Abnormal incidents occur in only seven versions, and they are not of great significance. The [Lincolnshire] and [Sporle versions] have a line of general introduction (No. 1) before the game proper begins. Incidents 8 and 9 occur only in the [Lincolnshire version], and do not disturb the general movement beyond indicating that the game has become, or is becoming, an indoor game. Incident 21 is obviously a modern line. Nos. 26 and 31 suggest a chase after a fugitive pair which, as they do not occur in other versions, must be considered as later introductions, belonging, however, to the period when runaway marriages were more frequent than they are now, and thus taking us back to, at least, the beginning of this century; while the significant and pretty variant No. 32 shows that the game has lost touch with the actual life of the people. No. 30 in the [Fraserburgh version] has a suspicious likeness to a line in the American song “I’m off to Charlestown,” but as it occurs only in this one version it cannot count as an important element in the history of the game.

(e) Miss Matthews notes a Forest of Dean version. The children form a ring, singing, “Round and round the valley, where we have been before,” while one child walks round the outside. Then they stand with uplifted hands, joined together, and sing, “In and out of the windows, as we have done before,” while the child threads her way in and out of the ring. Then they sing, “Stand and face your lover, as we have done before;” the child then stands in the centre of the ring and faces some one, whom she afterwards touches, and who succeeds her. A version from North Derbyshire (Mr. S. O. Addy) is practically the same as the [Tean, North Staffs. version], except that the third verse is “Run to meet your lover,” instead of “Stand and face your lover.” The first child, during the singing of the third verse, walks round outside the ring, and touches one she chooses, who then runs away. While the fourth verse is being sung she is chased and caught, and the game begins again with the second child walking round the village. So far as Lancashire is concerned, Miss Dendy says, “I have no good evidence as yet that it is a Lancashire play. I think it has been imported here by board-school mistresses from other counties.”

(f) The burden of this game-rhyme is undoubtedly the oldest part that has been preserved to modern times. It runs through all the versions without exception, though variations in the other lines is shown by the analysis to occur. The words of the line, “As we have done before,” convey the idea of a recurring event, and inasmuch as that event is undoubtedly marriage, it seems possible to suggest that we have here a survival of the periodical village festival at which marriages took place. If the incidents in the game compare closely with incidents in village custom, the necessary proof will be supplied, and we will first examine how far the words of the rhyme and the action of the game supply us with incidents; and, secondly, how far these incidents have been kept up in the village custom.

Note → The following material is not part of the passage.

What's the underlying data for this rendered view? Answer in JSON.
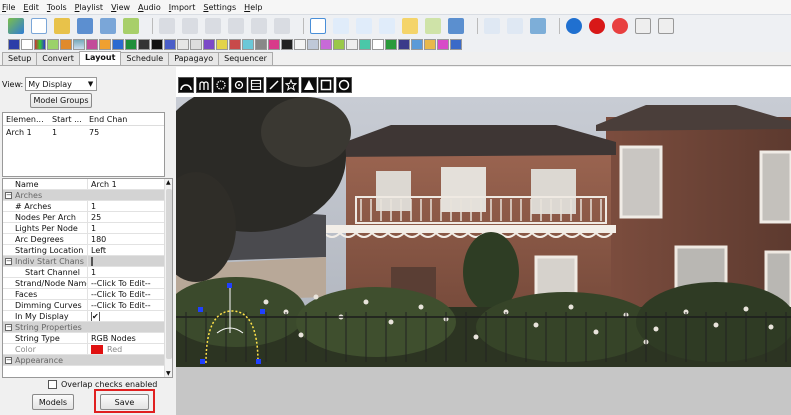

There is nothing in the words to suggest that the incidents which the game depicts belong to a fixed time, but it is an important fact that they are alluded to as having previously taken place. If, then, we have eventually to compare the game with a fixed periodical custom, we can at least say that the rhymes, though not suggesting this, do not oppose it.

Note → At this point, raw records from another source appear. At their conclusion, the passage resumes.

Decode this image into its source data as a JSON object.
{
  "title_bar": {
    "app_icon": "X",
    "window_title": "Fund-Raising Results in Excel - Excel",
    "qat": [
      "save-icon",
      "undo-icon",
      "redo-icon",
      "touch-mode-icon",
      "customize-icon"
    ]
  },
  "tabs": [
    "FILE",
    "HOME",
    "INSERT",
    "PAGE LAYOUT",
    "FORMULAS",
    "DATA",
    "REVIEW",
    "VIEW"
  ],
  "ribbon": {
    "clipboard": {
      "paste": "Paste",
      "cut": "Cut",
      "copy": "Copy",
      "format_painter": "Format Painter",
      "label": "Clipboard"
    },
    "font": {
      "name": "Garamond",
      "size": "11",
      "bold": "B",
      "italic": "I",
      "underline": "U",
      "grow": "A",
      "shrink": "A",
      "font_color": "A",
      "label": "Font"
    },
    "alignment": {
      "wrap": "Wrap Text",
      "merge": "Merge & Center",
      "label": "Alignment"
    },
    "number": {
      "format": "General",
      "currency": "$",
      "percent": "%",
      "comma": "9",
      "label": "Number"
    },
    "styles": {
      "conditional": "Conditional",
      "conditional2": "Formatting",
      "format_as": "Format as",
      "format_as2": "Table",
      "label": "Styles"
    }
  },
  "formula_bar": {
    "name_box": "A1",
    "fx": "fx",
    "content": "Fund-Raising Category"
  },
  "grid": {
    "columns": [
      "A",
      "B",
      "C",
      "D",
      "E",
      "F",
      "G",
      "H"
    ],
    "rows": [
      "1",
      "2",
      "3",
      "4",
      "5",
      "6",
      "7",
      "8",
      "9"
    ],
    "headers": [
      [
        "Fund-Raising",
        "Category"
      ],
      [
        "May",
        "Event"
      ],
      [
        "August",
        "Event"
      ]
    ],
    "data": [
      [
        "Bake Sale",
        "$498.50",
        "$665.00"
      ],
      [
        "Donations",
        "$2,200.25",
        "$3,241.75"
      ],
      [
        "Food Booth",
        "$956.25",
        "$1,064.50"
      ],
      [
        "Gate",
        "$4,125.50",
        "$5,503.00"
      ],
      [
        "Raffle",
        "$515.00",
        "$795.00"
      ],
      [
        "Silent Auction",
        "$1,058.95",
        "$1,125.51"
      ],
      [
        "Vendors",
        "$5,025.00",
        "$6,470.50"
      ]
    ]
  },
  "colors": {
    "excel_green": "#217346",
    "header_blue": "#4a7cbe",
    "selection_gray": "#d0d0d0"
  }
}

This game belongs to the group of “custom games.” The first characteristic which suggests this is that the children, who join hands and form a circle, are always stationary, and do not move about as in dance games. To the minds of the children who play the game, each child in the circle represents something other than human beings, and this “something” is indicated in the first and second verses, which speak of the “windows,” of houses, and a journey round “a village.” In this game, too, the children, who thus represent a village, also act as “chorus,” for they describe in the words they sing the various actions of those who are performing their parts, as in the game of “[Old Roger].”